I’ve written before about what I call the Interim of Unknowing. It’s the time gap between when I learn of a problem and when I figure out whether there’s something I can do about it, or whether I just have to accept it. During that gap or interim, I don’t know what my stance towards it should be. And that’s where, for me, anxiety lives.
Thursday morning I was thrust into a new Interim of Unknowing when I was told how quickly my liver enzymes had shot up to very high levels.
Let me be precise. I had a liver panel blood test on Wednesday, May 22nd and then again this Thursday, May 30.
Three important liver health numbers are AST, ALT and Bilirubin.
The AST normal range is 13-39. On the 22nd, mine was 48. That was high, but not high enough for my oncologist to even mention it to me.
The ALT normal range is 7-52. On the 22nd, mine was 56. Again high, but not concerningly so.
The Bilirubin normal range is 0.3-1.0. On the 22nd, mine was 0.5–within range.
On the 30th, just eight days later, my AST was 237, my ALT was 386, and my Bilirubin was 2.3. So my AST was six times as high as the top of the normal range, and my ALT was over seven times as high. Not good at all. High bilirubin is more often found in yellowish newborns who have jaundice. If mine goes high enough, I could turn yellow too.
There really isn’t anything I can do to directly change my liver numbers. I’m not taking Tylenol or drinking alcohol, so I can’t stop. I could just let the doctors figure out what they want to do and float along like a Pooh stick tossed into a stream. Serene acceptance. Trusting God. Doesn’t that sound spiritual?
But it isn’t that simple. Both of my oncologists–the one in New York and the one in Knoxville–think the sudden liver issue is from the Keytruda I was taking until two months ago. The liver ultrasound Thursday afternoon didn’t turn up any other culprits. Both doctors want me to get another liver panel on Monday. Okay.
But then there’s a disagreement. My local oncologist wants to give me a two-hour infusion of Remicade on Wednesday. Remicade is supposed to shut off the Keytruda that is still doing things to my body, stopping both the good and the bad effects. The New York oncologist wants me to see a liver specialist.
All the research and standards of practice articles I’ve found (between 4 and 5 AM last night) on Remicade say it can cause liver toxicity all by itself. Thus, “Infliximab does not have a role in the treatment of checkpoint inhibitor hepatitis because of the risk of hepatotoxicity associated with tumor necrosis factor-alpha inhibitors.” So I at least want to find out why I’m scheduled for Remicade and whether I have any other options. Or should I talk to a liver specialist first? How long would that take to happen? What if my enzymes are continuing to rise quickly?
I was at a talk this morning where the speaker said we each assemble our own healthcare teams, and I should be the captain of my healthcare team. This frightens me. Am I qualified to be the captain of my healthcare team, deciding which doctor’s advice to take, when I need to add yet another specialist, or how quickly I need to move on a particular problem? Moreover, the side effects of my treatments have left me with impaired cognitive skills. It is hard for me to make decisions. After thinking through a problem and exploring options for more than about a half hour, my brain rebels. I have to go lie down and listen to music. Does that sound like I’m well qualified to be the captain of my own healthcare team? That responsibility just tosses another burden on my back. I’m already carrying around incurable cancer, noxious side effects, and other pressures of life. Please don’t anoint me captain of my healthcare team.

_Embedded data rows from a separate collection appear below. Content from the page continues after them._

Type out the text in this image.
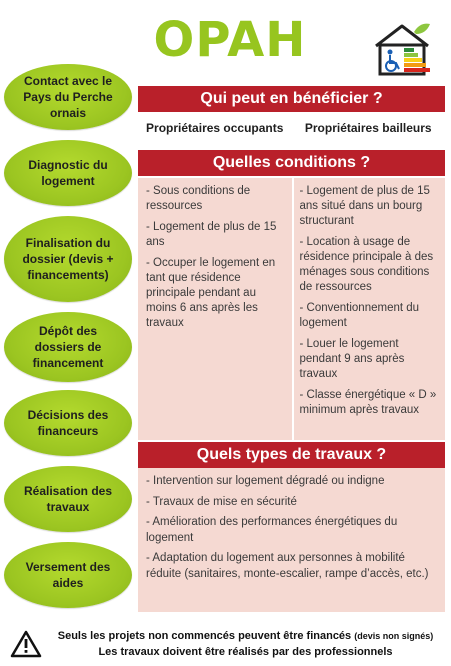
OPAH
Contact avec le Pays du Perche ornais
Diagnostic du logement
Finalisation du dossier (devis + financements)
Dépôt des dossiers de financement
Décisions des financeurs
Réalisation des travaux
Versement des aides
Qui peut en bénéficier ?
Propriétaires occupants	Propriétaires bailleurs
Quelles conditions ?

- Sous conditions de ressources

- Logement de plus de 15 ans

- Occuper le logement en tant que résidence principale pendant au moins 6 ans après les travaux

- Logement de plus de 15 ans situé dans un bourg structurant

- Location à usage de résidence principale à des ménages sous conditions de ressources

- Conventionnement du logement

- Louer le logement pendant 9 ans après travaux

- Classe énergétique « D » minimum après travaux

Quels types de travaux ?

- Intervention sur logement dégradé ou indigne

- Travaux de mise en sécurité

- Amélioration des performances énergétiques du logement

- Adaptation du logement aux personnes à mobilité réduite (sanitaires, monte-escalier, rampe d’accès, etc.)

Seuls les projets non commencés peuvent être financés (devis non signés)
Les travaux doivent être réalisés par des professionnels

I am thankful to have a good oncologist here, whom I trust. I do have serious questions about his plan for me this week, but we haven’t spoken about it yet. He was on vacation last week and I was in New York. He will listen to and address my concerns. Until those concerns are addressed (if possible) I live in the Interim of Unknowing. Do I have other options? How much work do I have to do myself to explore those options? What if my New York oncologist strongly disagrees with the Remicade option? He was also out of the office, so I haven’t spoken with him about my liver issues either.
On Thursday, when I found out about my liver problem, I was freaking out (a medical term for a condition characterized by massive anxiety, confusion, and stress). I’ve gotten over that, but I’m far from settling into serene, passive acceptance of whatever happens next. And that’s how cancer feels much of the time for many of us. So if I seem more irrational and random than usual for the next few days, maybe you can understand.
Oh, and I’ve had no appetite and have been losing weight. I’ve been ordered to eat more calories. Now, not only do I order a wheelchair for airport navigation and carry a cane when I travel, but I also have purchased my first bottles of Ensure. Living the dream!